5 days ago he said “I’m glad you’re mine.” I don’t believe things can be changed that easily in 5 days. Last month, he talked about moving in, about getting through distance and time together. And last week, he was still reminding me about travel itinerary for this new year. And I was still asking Damian just 3 days ago about how Laos worked and how we could catch up somewhere in the middle of our travel plans. I don’t believe things can be altered in such a turn of event.
I blamed him. It was meant to be just a hook up for me in the first place. He took that flight back here instead of carrying on his plan. I told him I had done long distance with George and all and it wasn’t my preference. But he asked me to give him a chance. “Maybe it’s time to move on with somebody else,” he said upon seeing Ben’s photo in my wallet. I slowly gave in to those tiny little gestures. It just wasn’t fair that he was the one to leave things halfway like this while he was the one that started it all. It was what happened with my first boyfriend all over again.

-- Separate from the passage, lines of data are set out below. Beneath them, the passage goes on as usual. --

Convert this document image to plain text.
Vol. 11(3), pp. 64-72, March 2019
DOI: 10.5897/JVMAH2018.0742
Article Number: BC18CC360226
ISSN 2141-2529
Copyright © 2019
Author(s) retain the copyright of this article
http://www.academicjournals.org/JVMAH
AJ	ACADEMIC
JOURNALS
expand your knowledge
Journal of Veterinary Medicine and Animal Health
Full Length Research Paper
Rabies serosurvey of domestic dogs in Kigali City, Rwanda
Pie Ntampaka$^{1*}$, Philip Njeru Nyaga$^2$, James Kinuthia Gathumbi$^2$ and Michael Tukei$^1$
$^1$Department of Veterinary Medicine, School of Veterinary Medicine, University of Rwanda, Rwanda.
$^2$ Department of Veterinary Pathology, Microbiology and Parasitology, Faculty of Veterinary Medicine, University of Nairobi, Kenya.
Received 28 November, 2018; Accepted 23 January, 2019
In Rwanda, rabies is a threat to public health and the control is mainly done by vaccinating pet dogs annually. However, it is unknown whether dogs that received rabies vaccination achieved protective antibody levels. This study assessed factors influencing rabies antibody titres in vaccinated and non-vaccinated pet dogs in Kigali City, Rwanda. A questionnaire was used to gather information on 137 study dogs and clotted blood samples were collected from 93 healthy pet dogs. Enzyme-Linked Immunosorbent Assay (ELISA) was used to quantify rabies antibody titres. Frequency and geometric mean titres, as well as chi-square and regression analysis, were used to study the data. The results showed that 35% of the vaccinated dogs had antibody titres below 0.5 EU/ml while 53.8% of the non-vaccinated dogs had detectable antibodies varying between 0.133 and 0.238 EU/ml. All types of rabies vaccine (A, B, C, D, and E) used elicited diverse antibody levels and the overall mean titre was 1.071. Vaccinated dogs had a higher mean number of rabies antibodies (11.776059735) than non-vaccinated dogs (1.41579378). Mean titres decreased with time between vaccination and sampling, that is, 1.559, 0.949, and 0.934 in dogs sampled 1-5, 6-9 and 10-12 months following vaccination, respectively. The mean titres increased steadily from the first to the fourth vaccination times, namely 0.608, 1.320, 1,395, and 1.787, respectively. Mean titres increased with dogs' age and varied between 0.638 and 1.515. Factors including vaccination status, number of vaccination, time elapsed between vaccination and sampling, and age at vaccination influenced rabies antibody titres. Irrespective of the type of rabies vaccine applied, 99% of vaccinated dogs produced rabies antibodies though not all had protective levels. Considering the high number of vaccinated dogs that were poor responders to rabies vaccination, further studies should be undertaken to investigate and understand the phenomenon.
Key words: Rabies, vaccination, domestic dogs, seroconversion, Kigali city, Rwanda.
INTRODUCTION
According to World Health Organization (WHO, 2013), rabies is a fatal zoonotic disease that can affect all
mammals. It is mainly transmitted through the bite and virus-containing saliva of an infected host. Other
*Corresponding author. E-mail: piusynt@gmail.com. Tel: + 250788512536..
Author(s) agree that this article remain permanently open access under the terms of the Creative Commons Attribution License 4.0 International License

Anger. There is anger. The thought of vengeance crept into my mind. The sex tape was still here with me, with his face in it. I thought of sending it over to Dell management board, letting it float online, destroying his reputation for casting me under this unfairness. But then again, it wasn’t who I was. And again, watching it, I was reminded of his pouty lips, the gentleness in his smile, the youthfulness in his tone telling me to be patient, to practice safe sex and to quit smoking.
He always urged me to express my thoughts and listened. I told him I might not be what the first impression demonstrated, that there might not be things that were not pretty. “That’s why we’re still getting to know each other everyday,” he replied.
When I finally felt comfortable doing it and let it out of hand a little, he went against his own words. My final message asked him to communicate, to go by what he said, even for just one more time, so that I could have a chance to justify what I had said, for him to express what he felt, but more than that, it was for us to get through this one minor mistake.